U.S. President Donald Trump’s administration is contemplating forming a military coalition with several Arab allies to combat their mutual enemy, state sponsor of terrorism Iran, reports the Wall Street Journal (WSJ).
Citing five nations involved in the discussions, WSJ notes that the anti-Iran coalition would bring together Saudi Arabia, the United Arab Emirates (UAE), Israel, Egypt, and Jordan, noting that the latter two countries already have long-standing peace treaties with Israel.
Other Arab nations may also join the alliance, which is expected to “share intelligence with Israel to help counter their mutual foe, Iran,” the Journal learned from various unnamed Middle Eastern officials.
“They’ve been asking diplomatic missions in Washington if we’d be willing to join this force that has an Israeli component,” one unnamed Arab diplomat told WSJ. “Israel’s role would likely be intelligence sharing, not training or boots on the ground. They’d provide intelligence and targets. That’s what the Israelis are good at.”
The Arab nations involved in the ongoing discussions currently have no mutual-defense agreements, points out the Journal.
For the Arab countries involved, the alliance would have a NATO-style mutual-defense component under which an attack on one member would be treated as an attack on all, though details are still being worked out, the officials said.
The U.S. would offer military and intelligence support to the alliance, beyond the kind of limited backing it has been providing to a Saudi-led coalition fighting Iran-backed Houthi rebels in Yemen, the officials said.
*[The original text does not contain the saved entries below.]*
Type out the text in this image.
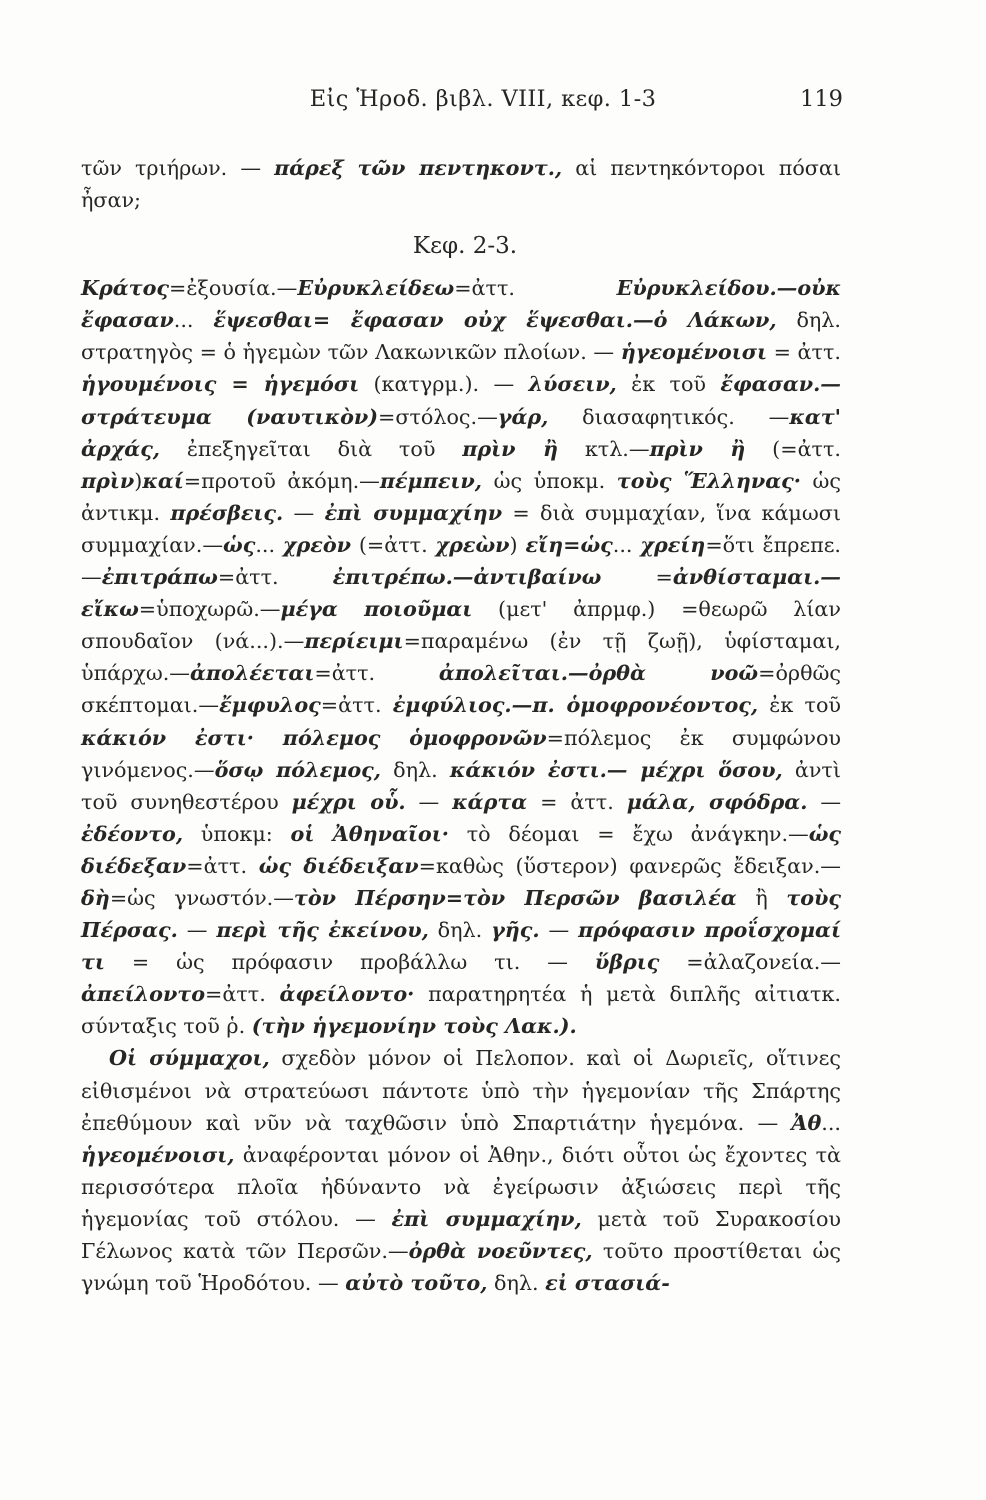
Εἰς Ἡροδ. βιβλ. VIII, κεφ. 1-3	119

τῶν τριήρων. — πάρεξ τῶν πεντηκοντ., αἱ πεντηκόντοροι πόσαι ἦσαν;

Κεφ. 2-3.

Κράτος=ἐξουσία.—Εὐρυκλείδεω=ἀττ. Εὐρυκλείδου.—οὐκ ἔφασαν... ἕψεσθαι= ἔφασαν οὐχ ἕψεσθαι.—ὁ Λάκων, δηλ. στρατηγὸς = ὁ ἡγεμὼν τῶν Λακωνικῶν πλοίων. — ἡγεομένοισι = ἀττ. ἡγουμένοις = ἡγεμόσι (κατγρμ.). — λύσειν, ἐκ τοῦ ἔφασαν.—στράτευμα (ναυτικὸν)=στόλος.—γάρ, διασαφητικός. —κατ' ἀρχάς, ἐπεξηγεῖται διὰ τοῦ πρὶν ἢ κτλ.—πρὶν ἢ (=ἀττ. πρὶν)καί=προτοῦ ἀκόμη.—πέμπειν, ὡς ὑποκμ. τοὺς Ἕλληνας· ὡς ἀντικμ. πρέσβεις. — ἐπὶ συμμαχίην = διὰ συμμαχίαν, ἵνα κάμωσι συμμαχίαν.—ὡς... χρεὸν (=ἀττ. χρεὼν) εἴη=ὡς... χρείη=ὅτι ἔπρεπε.—ἐπιτράπω=ἀττ. ἐπιτρέπω.—ἀντιβαίνω =ἀνθίσταμαι.—εἴκω=ὑποχωρῶ.—μέγα ποιοῦμαι (μετ' ἀπρμφ.) =θεωρῶ λίαν σπουδαῖον (νά...).—περίειμι=παραμένω (ἐν τῇ ζωῇ), ὑφίσταμαι, ὑπάρχω.—ἀπολέεται=ἀττ. ἀπολεῖται.—ὀρθὰ νοῶ=ὀρθῶς σκέπτομαι.—ἔμφυλος=ἀττ. ἐμφύλιος.—π. ὁμοφρονέοντος, ἐκ τοῦ κάκιόν ἐστι· πόλεμος ὁμοφρονῶν=πόλεμος ἐκ συμφώνου γινόμενος.—ὅσῳ πόλεμος, δηλ. κάκιόν ἐστι.— μέχρι ὅσου, ἀντὶ τοῦ συνηθεστέρου μέχρι οὗ. — κάρτα = ἀττ. μάλα, σφόδρα. — ἐδέοντο, ὑποκμ: οἱ Ἀθηναῖοι· τὸ δέομαι = ἔχω ἀνάγκην.—ὡς διέδεξαν=ἀττ. ὡς διέδειξαν=καθὼς (ὕστερον) φανερῶς ἔδειξαν.—δὴ=ὡς γνωστόν.—τὸν Πέρσην=τὸν Περσῶν βασιλέα ἢ τοὺς Πέρσας. — περὶ τῆς ἐκείνου, δηλ. γῆς. — πρόφασιν προΐσχομαί τι = ὡς πρόφασιν προβάλλω τι. — ὕβρις =ἀλαζονεία.—ἀπείλοντο=ἀττ. ἀφείλοντο· παρατηρητέα ἡ μετὰ διπλῆς αἰτιατκ. σύνταξις τοῦ ῥ. (τὴν ἡγεμονίην τοὺς Λακ.).

Οἱ σύμμαχοι, σχεδὸν μόνον οἱ Πελοπον. καὶ οἱ Δωριεῖς, οἵτινες εἰθισμένοι νὰ στρατεύωσι πάντοτε ὑπὸ τὴν ἡγεμονίαν τῆς Σπάρτης ἐπεθύμουν καὶ νῦν νὰ ταχθῶσιν ὑπὸ Σπαρτιάτην ἡγεμόνα. — Ἀθ... ἡγεομένοισι, ἀναφέρονται μόνον οἱ Ἀθην., διότι οὗτοι ὡς ἔχοντες τὰ περισσότερα πλοῖα ἠδύναντο νὰ ἐγείρωσιν ἀξιώσεις περὶ τῆς ἡγεμονίας τοῦ στόλου. — ἐπὶ συμμαχίην, μετὰ τοῦ Συρακοσίου Γέλωνος κατὰ τῶν Περσῶν.—ὀρθὰ νοεῦντες, τοῦτο προστίθεται ὡς γνώμη τοῦ Ἡροδότου. — αὐτὸ τοῦτο, δηλ. εἰ στασιά-
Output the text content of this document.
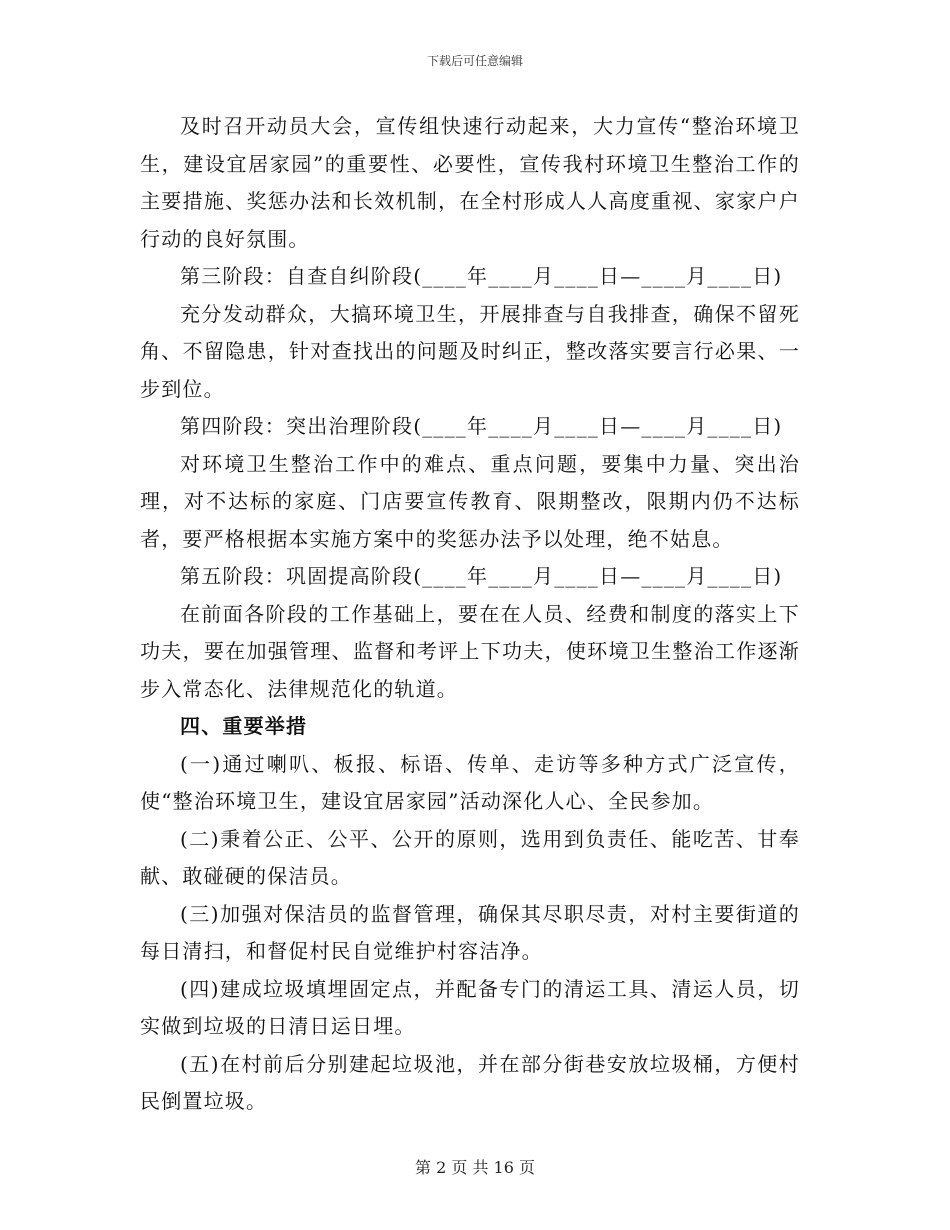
下载后可任意编辑

及时召开动员大会，宣传组快速行动起来，大力宣传“整治环境卫生，建设宜居家园”的重要性、必要性，宣传我村环境卫生整治工作的主要措施、奖惩办法和长效机制，在全村形成人人高度重视、家家户户行动的良好氛围。

第三阶段：自查自纠阶段(____年____月____日—____月____日)

充分发动群众，大搞环境卫生，开展排查与自我排查，确保不留死角、不留隐患，针对查找出的问题及时纠正，整改落实要言行必果、一步到位。

第四阶段：突出治理阶段(____年____月____日—____月____日)

对环境卫生整治工作中的难点、重点问题，要集中力量、突出治理，对不达标的家庭、门店要宣传教育、限期整改，限期内仍不达标者，要严格根据本实施方案中的奖惩办法予以处理，绝不姑息。

第五阶段：巩固提高阶段(____年____月____日—____月____日)

在前面各阶段的工作基础上，要在在人员、经费和制度的落实上下功夫，要在加强管理、监督和考评上下功夫，使环境卫生整治工作逐渐步入常态化、法律规范化的轨道。

四、重要举措

(一)通过喇叭、板报、标语、传单、走访等多种方式广泛宣传，使“整治环境卫生，建设宜居家园”活动深化人心、全民参加。

(二)秉着公正、公平、公开的原则，选用到负责任、能吃苦、甘奉献、敢碰硬的保洁员。

(三)加强对保洁员的监督管理，确保其尽职尽责，对村主要街道的每日清扫，和督促村民自觉维护村容洁净。

(四)建成垃圾填埋固定点，并配备专门的清运工具、清运人员，切实做到垃圾的日清日运日埋。

(五)在村前后分别建起垃圾池，并在部分街巷安放垃圾桶，方便村民倒置垃圾。

第 2 页 共 16 页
But neither the U.S. nor Israel would be part of the mutual-defense pact.
The Journal acknowledges that neither the White House nor Israel has responded to requests for comment.
In exchange for cooperation with Israel, Saudi Arabia and the UAE are demanding that the U.S. overturn the law that allows families of victims of the September 11, 2001, attacks to sue their governments.
The Trump administration has reportedly indicated it would lobby Congress to change the controversial legislation, which passed with overwhelming bipartisan support despite former President Barack Obama’s veto.
However, the GOP-led Congress expressed buyer’s remorse soon after enacting the law and suggested they are open to rewriting the bill.
Arab countries have also requested that Israel ceases settlements in the West Bank and East Jerusalem in exchange for their participation in the alliance.
Moreover, the Arab nations reportedly said that their cooperation would be contingent on President Trump dropping his pledge to move the U.S. embassy from Tel Aviv to Jerusalem, a controversial move that would recognize the ancient city as Israel’s capital.
If it comes together, the alliance will corroborate the old maxim that adversity makes strange bedfellows by bringing together Sunni countries Saudi Arabia and the United Arab Emirates (UAE) with their avowed enemy Israel.
In March 2016, the Saudi daily Al-Jazirah published an article declaring that Iran had replaced Israel as the number one enemy of the Gulf country.
Moreover, in May of last year, Israel’s Prime Minister Benjamin Netanyahu said, “Israel is ready to participate with Egypt and other Arab states,” including the same countries President Trump is trying to bring together to combat Iran, “in advancing both the diplomatic process and stability in the region.”
While the Saudi Kingdom and Israel consider Iran their biggest threat, the U.S. has designated the Islamic Republic as the world’s number one state sponsor of terrorism.
In a letter sent to the United Nations late last year, 11 Arab countries in the Middle East and North Africa determined Iran to be a major threat — a state sponsor of “terrorism” that is “funding and arming militias that destabilize our region.”
The letter was authored by representatives of the UAE and signed by Saudi Arabia, Egypt, Jordan, Sudan, Morocco, Bahrain, Kuwait, Oman, Qatar, and Yemen.